TAMPA — Not all schedules are created equal.
Every team faces its own challenges, whether it’s a rough slate of road games or a series of tough opponents.
Following Thursday’s schedule release, we take a look at how those from the NFC South stack up.
Schedules are ranked from most difficult to least, according to opponents’ 2019 winning percentage.
Of course, given the parity throughout the league, that may not be the best way to determine the true strength of a schedule. Take the Bucs, for example: No opponent looks at them as a 7-9 team after their offseason additions. So, we will delve deeper into the challenges each team faces.
.525 opponents’ 2019 winning percentage (tied for fifth)
Not only do the Falcons now have the league’s ugliest uniforms, their season could get ugly in a hurry. They start the season with three playoff contenders in their first four games: a home opener against the Seahawks and road games at the Cowboys and Packers. In fact, only one of their first six opponents had a losing record in 2019, and that season-opening stretch includes road contests at some pretty tough venues (AT&T Stadium in Dallas, Lambeau Field, U.S. Bank stadium in Minneapolis). In fact, the schedule-makers didn’t do the Falcons any favors with their road schedule, which also includes games in Los Angeles against the Chargers and at Arrowhead Stadium against the Chiefs. Atlanta hasn’t had much luck against the AFC, going 2-10 against the conference the past three seasons. The Falcons will have a bye week to prepare for their first meeting with the Saints, a Week 11 contest at the Superdome, but then have to play New Orleans again two weeks later. They then draw the Bucs in two of their final three games of the season. And if Tom Brady is anything like his Patriots’ self, he will have the Bucs rounding into postseason form around that time.
Tampa Bay Buccaneers
.502 opponents’ 2019 winning percentage (tied for 16th)
The schedule makers did the Bucs dirty last season by making them travel across the country twice and across the pond once in the season’s first eight games.

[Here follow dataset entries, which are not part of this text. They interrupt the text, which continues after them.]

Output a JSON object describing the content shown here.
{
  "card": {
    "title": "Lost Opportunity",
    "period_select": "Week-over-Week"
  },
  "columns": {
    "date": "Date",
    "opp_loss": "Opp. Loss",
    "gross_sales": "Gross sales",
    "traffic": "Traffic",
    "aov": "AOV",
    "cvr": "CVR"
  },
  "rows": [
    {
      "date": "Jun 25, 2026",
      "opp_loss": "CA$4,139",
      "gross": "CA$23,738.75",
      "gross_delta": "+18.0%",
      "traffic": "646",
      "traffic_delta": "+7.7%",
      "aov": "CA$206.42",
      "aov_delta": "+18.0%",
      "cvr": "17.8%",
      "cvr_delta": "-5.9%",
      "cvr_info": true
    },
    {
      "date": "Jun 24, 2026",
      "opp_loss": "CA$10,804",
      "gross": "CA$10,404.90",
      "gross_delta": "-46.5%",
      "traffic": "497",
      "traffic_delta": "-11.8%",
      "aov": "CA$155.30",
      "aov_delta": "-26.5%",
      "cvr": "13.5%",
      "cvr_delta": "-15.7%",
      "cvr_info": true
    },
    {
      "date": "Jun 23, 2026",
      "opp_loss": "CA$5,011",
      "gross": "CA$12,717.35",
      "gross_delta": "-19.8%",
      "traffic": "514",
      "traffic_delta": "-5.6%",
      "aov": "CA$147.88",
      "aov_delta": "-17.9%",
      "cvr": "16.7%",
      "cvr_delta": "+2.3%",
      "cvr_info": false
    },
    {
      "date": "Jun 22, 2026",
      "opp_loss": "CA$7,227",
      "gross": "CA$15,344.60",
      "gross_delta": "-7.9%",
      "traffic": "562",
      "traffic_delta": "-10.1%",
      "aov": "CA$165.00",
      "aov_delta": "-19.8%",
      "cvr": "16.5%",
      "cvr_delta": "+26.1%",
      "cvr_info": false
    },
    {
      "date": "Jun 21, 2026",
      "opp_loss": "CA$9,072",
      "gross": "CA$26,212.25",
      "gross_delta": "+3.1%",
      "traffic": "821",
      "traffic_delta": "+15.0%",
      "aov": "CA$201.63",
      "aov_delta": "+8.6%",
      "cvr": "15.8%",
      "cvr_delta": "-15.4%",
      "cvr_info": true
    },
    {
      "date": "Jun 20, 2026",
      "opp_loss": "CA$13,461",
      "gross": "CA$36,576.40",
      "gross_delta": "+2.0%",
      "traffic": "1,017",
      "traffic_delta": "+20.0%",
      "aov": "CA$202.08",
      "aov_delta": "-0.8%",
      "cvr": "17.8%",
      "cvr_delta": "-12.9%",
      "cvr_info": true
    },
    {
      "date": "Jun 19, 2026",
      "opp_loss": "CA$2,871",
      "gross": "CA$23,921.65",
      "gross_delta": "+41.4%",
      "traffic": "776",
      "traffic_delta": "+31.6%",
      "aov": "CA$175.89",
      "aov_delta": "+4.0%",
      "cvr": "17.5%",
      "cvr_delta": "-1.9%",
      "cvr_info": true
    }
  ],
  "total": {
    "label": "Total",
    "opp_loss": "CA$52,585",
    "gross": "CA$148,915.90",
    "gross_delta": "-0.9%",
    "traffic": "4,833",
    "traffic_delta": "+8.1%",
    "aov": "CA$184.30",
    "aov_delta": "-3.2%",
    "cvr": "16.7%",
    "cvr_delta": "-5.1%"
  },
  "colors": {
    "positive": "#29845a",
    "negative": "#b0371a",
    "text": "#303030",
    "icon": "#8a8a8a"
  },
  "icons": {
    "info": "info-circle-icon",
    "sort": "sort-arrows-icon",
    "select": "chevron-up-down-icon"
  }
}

Let’s not get lost in the hype of this year’s schedule — which includes a franchise-record five prime-time games — because the Bucs still have to travel for five of their first eight games, just like last season. That includes trips to Denver and Las Vegas. The first half ends with three straight night games, including back-to-back night games in Vegas on Sunday Night Football, followed by a trip to The Meadowlands to play the Giants the following Monday. The good thing is that of those first five road games, only one opponent — New Orleans — had a winning record last season (the other four combined for a .344 winning percentage). Still, it’s difficult to win games on the road in the NFL. But much like last season, the Bucs’ schedule gets friendlier in the second half. Brady won’t get a bye week until Week 13, his latest since 2001. But he won’t need that handwarmer seen in so many of those photoshopped pics of him in a Bucs uniform. After Nov. 15, the Bucs have just two road games, and both are in domes (Detroit and Atlanta). A Nov. 29 home game against the reigning Super Bowl champion Chiefs will be a good late-season measuring stick.
.500 opponents’ 2019 winning percentage (tied for 18th)
The Panthers, outscored by 130 points — third-worst in the league — last season, are rebuilding under first-year head coach Matt Rhule. They will get to know how tough the NFC South should be quickly, as five of their six division games will be among their first 10 contests. By then, they will have played the Bucs and Falcons twice. But check out this stretch: The Panthers play at New Orleans on Oct. 25 in Week 7, host the Falcons four days later on Thursday night, then travel to Kansas City the following week. That trio of games can make a team grow up quickly, as the Panthers will see. A road slate that includes not only a trip to Arrowhead Stadium, but also a mid-December trip to Green Bay also will test a young team. Carolina doesn’t even get its bye week until Week 13, and 13 of its 16 games are 1 p.m. kickoffs. The Panthers host the Saints in their final game. This is what happens when you’re the afterthought of the division.
New Orleans Saints
.490 opponents’ 2019 winning percentage (24th)
The Saints are still the cream of the NFC South until they get knocked off. And their early-season schedule shows that. After starting against the Bucs in the first of two Brady vs. Brees matchups, the Saints open up the Raiders’ new stadium in Las Vegas on Monday Night Football in Week 2, then play a Sunday night game against the Packers in another premier quarterback matchup, with Brees playing Aaron Rodgers. Five of the Saints’ six division games come after their Week 6 open date. Four of their final six games are on the road, but a Week 14 game at Philadelphia on Dec. 14 is the only one of the four against a team with a winning record last season. All in all, New Orleans’ schedule isn’t very intimidating on paper. But New Orleans faces some tough competition the final four weeks, with games against playoff teams in Philadelphia, Kansas City and Minnesota (though the latter two are at the Superdome). While the Saints’ schedule is tough early and late, they will play perhaps their two biggest competitors for the NFC title in back-to-back weeks: the Bucs in Tampa on Sunday Night Football on Nov. 8, then the defending NFC champion 49ers the following Sunday.